Proust used Charles as a model for Swann in his novels; the Viennese Ephrussis were held up for diminution in countless anti-Semitic novels.  Charles sent the netsuke to his cousin Viktor in Vienna as a wedding present; there, they were relegated to his young wife Emmy’s (De Waal’s great-grandmother) dressing room, far from the gold plates, the sterling silver and the grand art of the Hotel Ephrussi.

Now, they are the only remnant of the Ephrussi family empire. This book tells their story, one teeming with complexity, so varied that even De Waal, as he nears the end of his search, gets confused:  “I no longer know if this book is about my family, or memory, or myself, or is still a book about small Japanese things.” 

 Delightfully, it is all those things, and more.  In De Waal’s hands and words, the netsuke are “small, tough explosions of exactitude,” artifacts that touch off sparks of immediacy in the history of his family, of an era.  We follow the vitrine up the stairs into Charles’s apartment, where his friends, perhaps Proust, perhaps Renoir, take out the small objects and comment upon their sensuality, their eroticism.  Later, in Emmy’s dressing room far from the French haute monde, they lose their japonisme, as the maid Anna opens the vitrine and lets the children play with them while their mother dresses.  Sometimes Emmy will “…start a story for her children about the elderly driver, the flower-seller and the student.”

So the author, too, tells his stories, looking out the same window as Emmy, looking into documents, handling the netsuke.  He draws upon his background as a potter:  “Touch tells you what you need to know: it tells you about yourself.”  As he traces the path of the netsuke, armed with only a few family letters and documents, he reveals so much more.  Reading the anti-Semitic descriptions of his family both in Paris and Vienna, he is nauseated, “…as if a vitrine is opened and each of them is taken out and held up for abuse.” After WWI the family loses enough to make them count what was once countless, to worry for the first time about possessions. Up until the arrival of the Third Reich on the Ringstrasse in 1938, De Wall says, “The real keeps slipping out of my hands.”  He does not understand “what it means to be part of an assimilated, acculturated Jewish family.”  The Ephrussi family “are so perfectly assimilated they have disappeared into Vienna.” 

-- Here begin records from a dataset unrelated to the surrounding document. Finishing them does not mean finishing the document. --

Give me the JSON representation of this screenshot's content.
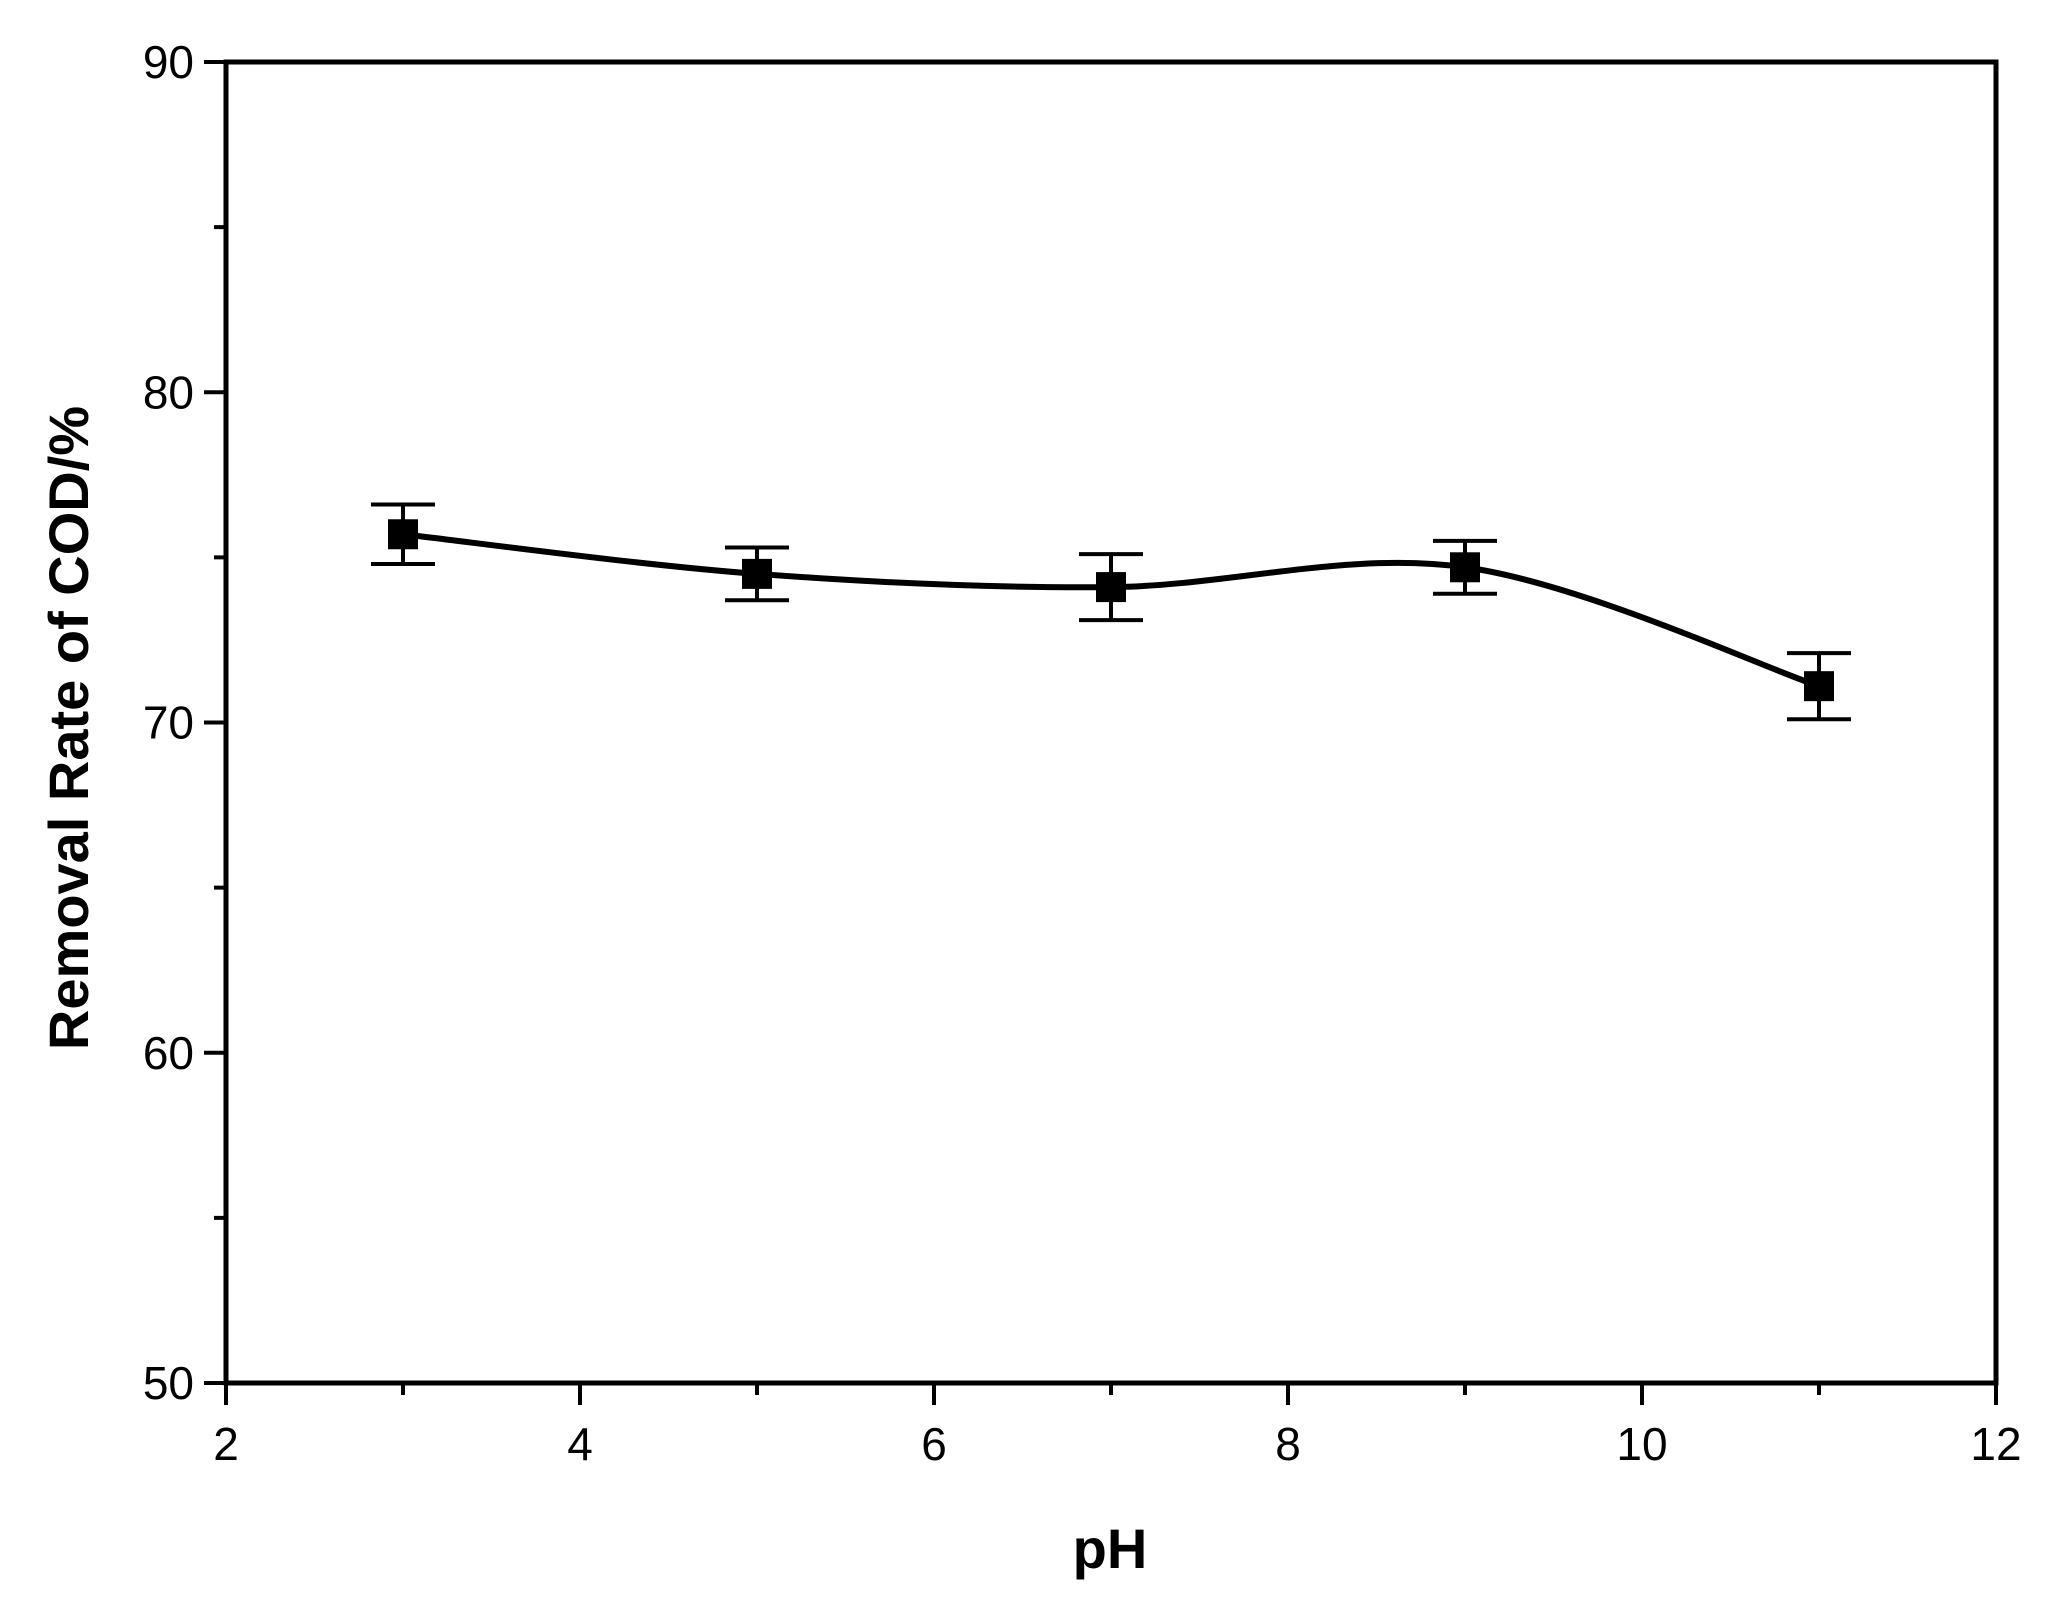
{
  "chart_data": {
    "type": "line",
    "title": "",
    "xlabel": "pH",
    "ylabel": "Removal Rate of COD/%",
    "xlim": [
      2,
      12
    ],
    "ylim": [
      50,
      90
    ],
    "x_ticks": [
      2,
      4,
      6,
      8,
      10,
      12
    ],
    "y_ticks": [
      50,
      60,
      70,
      80,
      90
    ],
    "x_minor_ticks": [
      3,
      5,
      7,
      9,
      11
    ],
    "y_minor_ticks": [
      55,
      65,
      75,
      85
    ],
    "grid": false,
    "series": [
      {
        "x": [
          3,
          5,
          7,
          9,
          11
        ],
        "y": [
          75.7,
          74.5,
          74.1,
          74.7,
          71.1
        ],
        "error": [
          0.9,
          0.8,
          1.0,
          0.8,
          1.0
        ],
        "marker": "square",
        "smooth": true,
        "color": "#000000"
      }
    ]
  }
}
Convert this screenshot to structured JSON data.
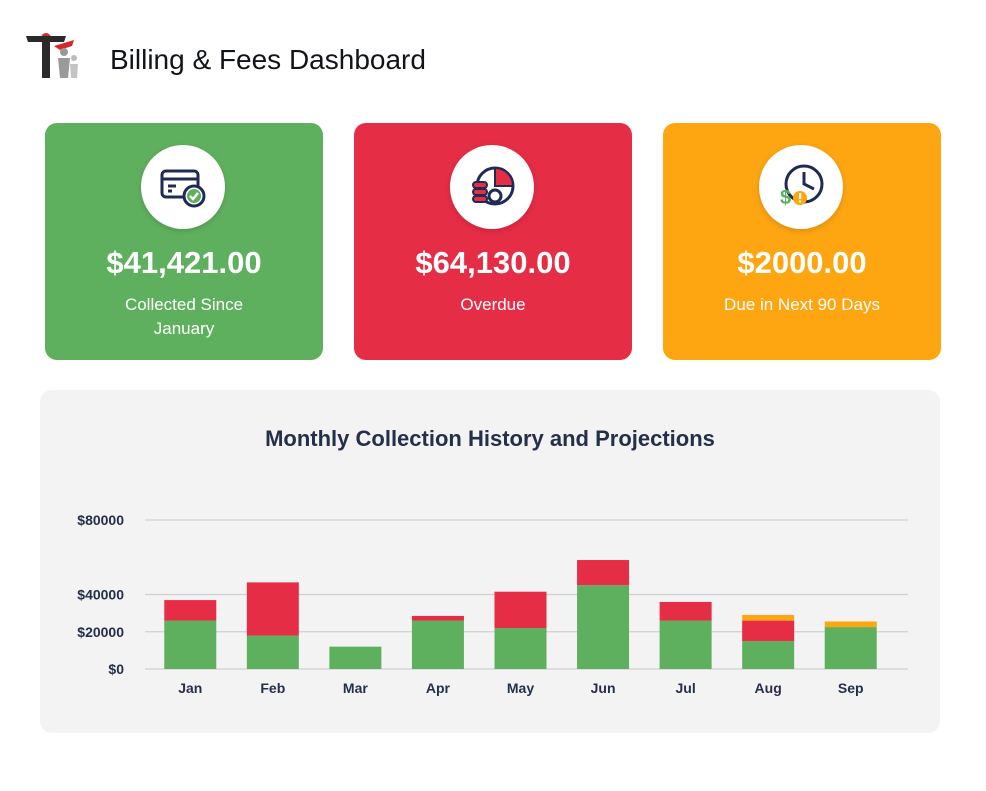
{
  "header": {
    "title": "Billing & Fees Dashboard"
  },
  "cards": [
    {
      "amount": "$41,421.00",
      "caption": "Collected Since January",
      "color": "#5fb05e",
      "icon": "card-check-icon"
    },
    {
      "amount": "$64,130.00",
      "caption": "Overdue",
      "color": "#e52d45",
      "icon": "pie-coins-icon"
    },
    {
      "amount": "$2000.00",
      "caption": "Due in Next 90 Days",
      "color": "#fea512",
      "icon": "clock-dollar-warning-icon"
    }
  ],
  "colors": {
    "collected": "#5fb05e",
    "overdue": "#e52d45",
    "projected": "#fea512",
    "text": "#24304a",
    "grid": "#d0d0d0"
  },
  "chart_data": {
    "type": "bar",
    "stacked": true,
    "title": "Monthly Collection History and Projections",
    "xlabel": "",
    "ylabel": "",
    "categories": [
      "Jan",
      "Feb",
      "Mar",
      "Apr",
      "May",
      "Jun",
      "Jul",
      "Aug",
      "Sep"
    ],
    "series": [
      {
        "values": [
          26000,
          18000,
          12000,
          26000,
          22000,
          45000,
          26000,
          15000,
          22500
        ],
        "color": "#5fb05e"
      },
      {
        "values": [
          11000,
          28500,
          0,
          2500,
          19500,
          13500,
          10000,
          11000,
          0
        ],
        "color": "#e52d45"
      },
      {
        "values": [
          0,
          0,
          0,
          0,
          0,
          0,
          0,
          3000,
          3000
        ],
        "color": "#fea512"
      }
    ],
    "ylim": [
      0,
      80000
    ],
    "yticks": [
      0,
      20000,
      40000,
      80000
    ],
    "ytick_labels": [
      "$0",
      "$20000",
      "$40000",
      "$80000"
    ],
    "grid": true,
    "legend": "none"
  }
}
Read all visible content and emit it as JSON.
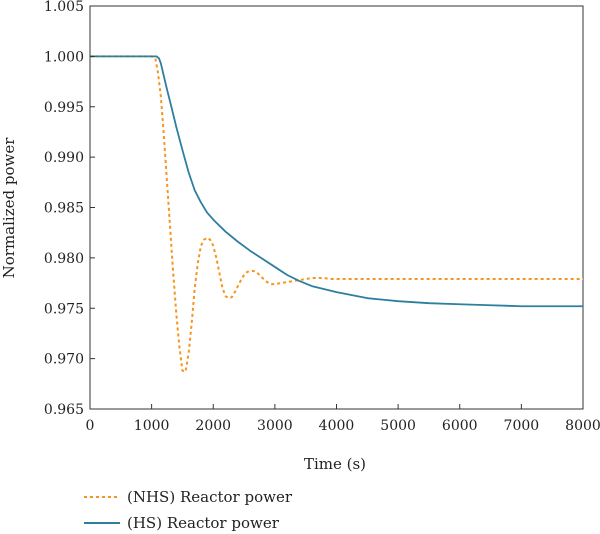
{
  "chart_data": {
    "type": "line",
    "title": "",
    "xlabel": "Time (s)",
    "ylabel": "Normalized power",
    "xlim": [
      0,
      8000
    ],
    "ylim": [
      0.965,
      1.005
    ],
    "xticks": [
      0,
      1000,
      2000,
      3000,
      4000,
      5000,
      6000,
      7000,
      8000
    ],
    "xtick_labels": [
      "0",
      "1000",
      "2000",
      "3000",
      "4000",
      "5000",
      "6000",
      "7000",
      "8000"
    ],
    "yticks": [
      0.965,
      0.97,
      0.975,
      0.98,
      0.985,
      0.99,
      0.995,
      1.0,
      1.005
    ],
    "ytick_labels": [
      "0.965",
      "0.970",
      "0.975",
      "0.980",
      "0.985",
      "0.990",
      "0.995",
      "1.000",
      "1.005"
    ],
    "grid": false,
    "legend_position": "bottom-left, below plot",
    "series": [
      {
        "name": "(NHS) Reactor power",
        "color": "#f7941d",
        "style": "dotted",
        "x": [
          0,
          1000,
          1060,
          1100,
          1150,
          1200,
          1250,
          1300,
          1350,
          1400,
          1450,
          1500,
          1550,
          1600,
          1650,
          1700,
          1750,
          1800,
          1850,
          1900,
          1950,
          2000,
          2050,
          2100,
          2150,
          2200,
          2250,
          2300,
          2350,
          2400,
          2450,
          2500,
          2550,
          2600,
          2650,
          2700,
          2750,
          2800,
          2850,
          2900,
          2950,
          3000,
          3100,
          3200,
          3300,
          3400,
          3500,
          3600,
          3700,
          3800,
          3900,
          4000,
          4200,
          4500,
          5000,
          6000,
          7000,
          8000
        ],
        "y": [
          1.0,
          1.0,
          0.9998,
          0.9985,
          0.996,
          0.992,
          0.9875,
          0.983,
          0.9785,
          0.9745,
          0.9712,
          0.9688,
          0.9687,
          0.9705,
          0.9735,
          0.977,
          0.9795,
          0.9812,
          0.9818,
          0.982,
          0.9818,
          0.9812,
          0.98,
          0.9785,
          0.977,
          0.9762,
          0.976,
          0.9761,
          0.9766,
          0.9772,
          0.9778,
          0.9783,
          0.9786,
          0.9787,
          0.9787,
          0.9786,
          0.9783,
          0.978,
          0.9777,
          0.9775,
          0.9774,
          0.9774,
          0.9775,
          0.9776,
          0.9777,
          0.9778,
          0.9779,
          0.978,
          0.978,
          0.978,
          0.9779,
          0.9779,
          0.9779,
          0.9779,
          0.9779,
          0.9779,
          0.9779,
          0.9779
        ]
      },
      {
        "name": "(HS) Reactor power",
        "color": "#2c7f9e",
        "style": "solid",
        "x": [
          0,
          1000,
          1080,
          1120,
          1150,
          1200,
          1250,
          1300,
          1400,
          1500,
          1600,
          1700,
          1800,
          1900,
          2000,
          2200,
          2400,
          2600,
          2800,
          3000,
          3200,
          3400,
          3600,
          3800,
          4000,
          4500,
          5000,
          5500,
          6000,
          6500,
          7000,
          7500,
          8000
        ],
        "y": [
          1.0,
          1.0,
          1.0,
          0.9998,
          0.9993,
          0.998,
          0.9967,
          0.9955,
          0.993,
          0.9907,
          0.9885,
          0.9867,
          0.9855,
          0.9845,
          0.9838,
          0.9826,
          0.9816,
          0.9807,
          0.9799,
          0.9791,
          0.9783,
          0.9777,
          0.9772,
          0.9769,
          0.9766,
          0.976,
          0.9757,
          0.9755,
          0.9754,
          0.9753,
          0.9752,
          0.9752,
          0.9752
        ]
      }
    ]
  }
}
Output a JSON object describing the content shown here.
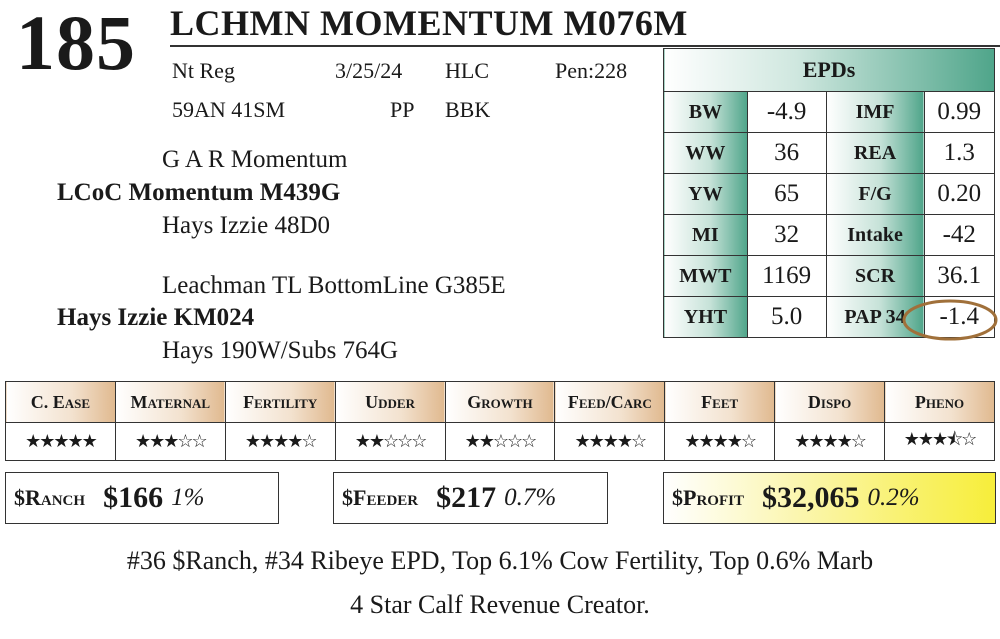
{
  "lot": "185",
  "title": "LCHMN MOMENTUM M076M",
  "info": {
    "reg": "Nt Reg",
    "date": "3/25/24",
    "code1": "HLC",
    "pen": "Pen:228",
    "tattoo": "59AN 41SM",
    "pp": "PP",
    "code2": "BBK"
  },
  "pedigree": {
    "sire_sire": "G A R Momentum",
    "sire": "LCoC Momentum M439G",
    "sire_dam": "Hays Izzie 48D0",
    "dam_sire": "Leachman TL BottomLine G385E",
    "dam": "Hays Izzie KM024",
    "dam_dam": "Hays 190W/Subs 764G"
  },
  "epds": {
    "title": "EPDs",
    "rows": [
      {
        "l1": "BW",
        "v1": "-4.9",
        "l2": "IMF",
        "v2": "0.99"
      },
      {
        "l1": "WW",
        "v1": "36",
        "l2": "REA",
        "v2": "1.3"
      },
      {
        "l1": "YW",
        "v1": "65",
        "l2": "F/G",
        "v2": "0.20"
      },
      {
        "l1": "MI",
        "v1": "32",
        "l2": "Intake",
        "v2": "-42"
      },
      {
        "l1": "MWT",
        "v1": "1169",
        "l2": "SCR",
        "v2": "36.1"
      },
      {
        "l1": "YHT",
        "v1": "5.0",
        "l2": "PAP 34",
        "v2": "-1.4"
      }
    ]
  },
  "traits": [
    {
      "name": "C. Ease",
      "stars": 5
    },
    {
      "name": "Maternal",
      "stars": 3
    },
    {
      "name": "Fertility",
      "stars": 4
    },
    {
      "name": "Udder",
      "stars": 2
    },
    {
      "name": "Growth",
      "stars": 2
    },
    {
      "name": "Feed/Carc",
      "stars": 4
    },
    {
      "name": "Feet",
      "stars": 4
    },
    {
      "name": "Dispo",
      "stars": 4
    },
    {
      "name": "Pheno",
      "stars": 3.5
    }
  ],
  "indexes": {
    "ranch": {
      "label": "$Ranch",
      "value": "$166",
      "pct": "1%"
    },
    "feeder": {
      "label": "$Feeder",
      "value": "$217",
      "pct": "0.7%"
    },
    "profit": {
      "label": "$Profit",
      "value": "$32,065",
      "pct": "0.2%"
    }
  },
  "footer": {
    "line1": "#36 $Ranch, #34 Ribeye EPD, Top 6.1% Cow Fertility, Top 0.6% Marb",
    "line2": "4 Star Calf Revenue Creator."
  },
  "colors": {
    "epd_accent": "#4fa58a",
    "trait_accent": "#e0b98f",
    "profit_bg": "#f7ee3a",
    "circle": "#a0703a"
  }
}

Until the Nazis arrive at the door, and within hours take the house, the art, and shortly, the bank.  The author’s grandmother helps her mother and father escape with nothing.  Everything of value is gone.  And the netsuke? After the war, Anna, the maid, gives De Waal’s grandmother the 264 netsuke.  “They (the Nazis) didn’t notice the little figures. So I just took them.  And I put them in my mattress and I slept on them.”  De Waal characterizes Anna’s act as the greatest care they have ever had — Japanese objects owned by a Jewish family hidden in an Austrian mattress.  Each object  saved is “a resistance against the news, a story recalled….”  Anna disappears,  and the netsuke go with De Waal’s great-uncle Iggy to Japan, where they become objets d’art once again, and the beginning of the author’s relationship with them and his uncle. 

 As he visits through the years, the narrative becomes a travelogue of sorts, as De Waal explores his families’ history of living as Russians in Vienna, as Austrians in Japan, as Dutch in England.  An account of the Holocaust, a rumination on loss and possession, a memoir, a treatise on art, De Waal melds the book’s many strands into something greater than their sum — a tremendous story.

 “Objects have always been carried, sold, bartered, stolen, retrieved and lost,” says De Waal near his conclusion. “It is how you tell their stories that matters.”  De Waal tells the story of the netsuke well, and in a way that matters.